The later text will deal with the comparison between the R and Python programming language.
- The ease of learning can be easily compared between the R and Python languages. It is believed that the R language has a very steep learning curve that shows the user's excitement to work on it and learn it eagerly. The advantage of the R language lies in its simple and very comfortable syntax.
- The R language is the low-level language when compared to the Python Programming language. Based on the above statement, the R language can have longer codes which is a bit difficult for beginners.
- The prime objective or application of the R language lies in the data analysis. So the R programmer will be more convenient in coding the longer programs. The larger number of packages and libraries will add to the R language.
- The R language has a great benefit over the Python language when it comes to the graphical representation. The numerous packages provide the path for giving attractive visualization to the data considered.
Well, it is time to consider the autonomous features of Python language over R language.
Python programming language has a lot of common characteristics that of R language. The functions that include data wrangling, feature selection web scraping, and so on are quite identical to the functions and attributes of R.
The beauty of Python can be felt when it is implemented in working with machine learning projects that show a practical solution to the problem statements. Python is widely implemented as its code is easier to maintain and also in fact stronger than the R language's code.
The history of Python doesn't include graphical methods or functions in it unlike that of R language. Whereas the recent improvements in the Python language have bought many remarkable changes in the libraries and the functions in it.
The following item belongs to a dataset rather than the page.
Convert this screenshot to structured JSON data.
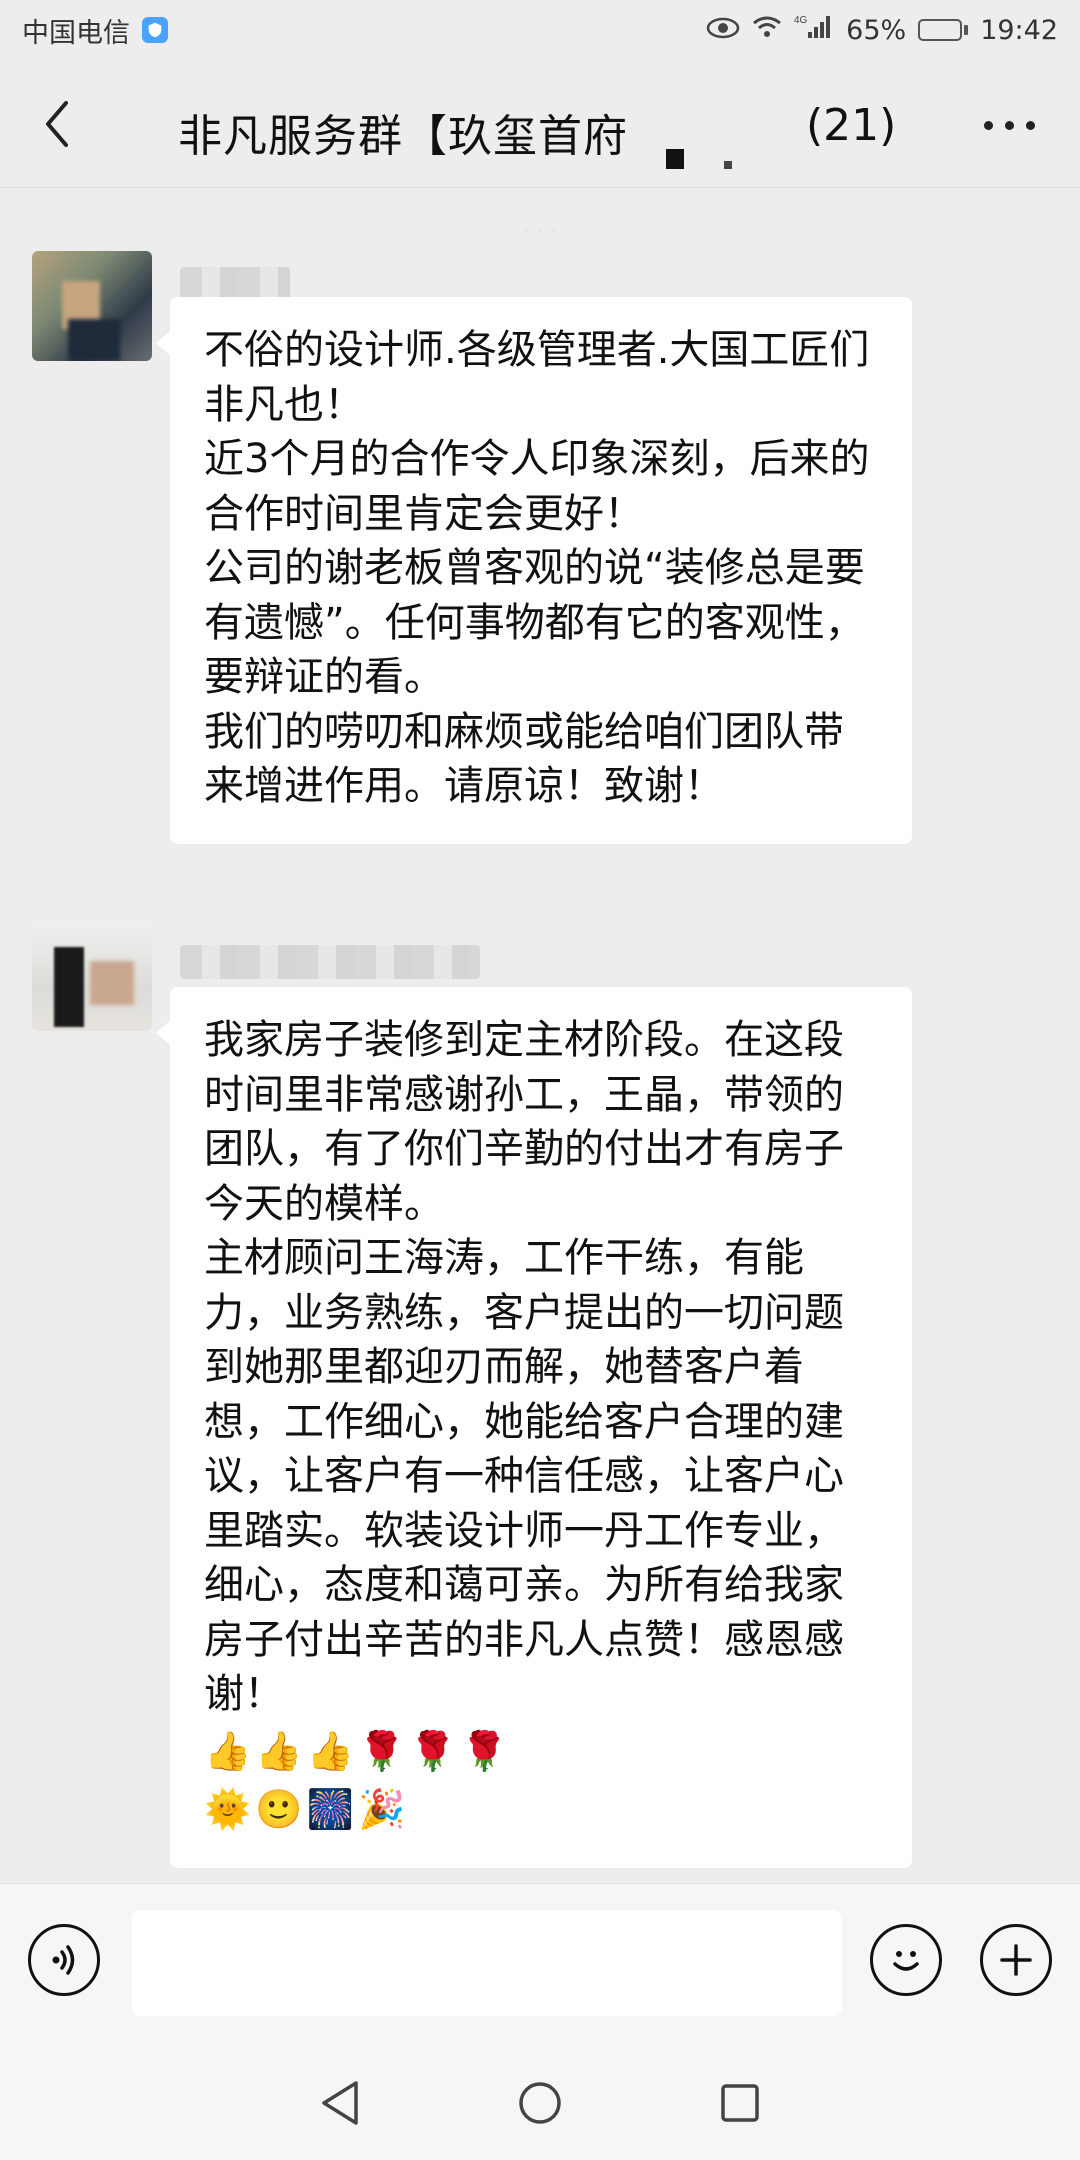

There are five most significant Python libraries in the Python language that are executed in the Machine Learning projects. They are:
- Pandas
- Numpy
- Scipy
- Seaborn
- Scikit-learn
Python programming is quite manageable in real-time examples. Also, Python gives prominence to code readability and productivity too. The beginners are quite educated or guided to learn the Python language than the R language.
One must note that Python is the high-level language that is majorly accepted and used in programming the crucial code for the problem statements. The positive side of Python language is the code written using Python will get executed fast compared to the R language code. The length of the Python code can be reduced to a greater extent thus improving the execution time.
The earlier context appreciated the R language for its libraries and functions that make Data Analysis easier. Now, when we consider the same aspect with the Python language it is notable that the previous versions didn't consist of the data analysis packages. As time passed by, the later versions of Python included special packages like Numpy and Pandas for data analytics. Now the above two packages are ruling the automation world.
The raw data must be analyzed and then represented in infographics for better understanding. Coming to the Python programming language, it has numerous libraries that can be used for better visualization. The visualizations play a major role in choosing the software for data analysis. Python comprises advanced visualization libraries and also they are quite complex too. Even though the Python programming language possesses advanced libraries and other functions, they are not in line with the R language libraries. This is because the R libraries and functions are more advanced and its graphical capability is much more than that of the Python libraries. So in this case, the R wins more majority when it comes to graphical visualization techniques.
Python language is more flexible in building the lex code than the R language code.
The above features of both R and Python language vary significantly. Yet their need and usage depend on the problem statement and the skills of the programmer.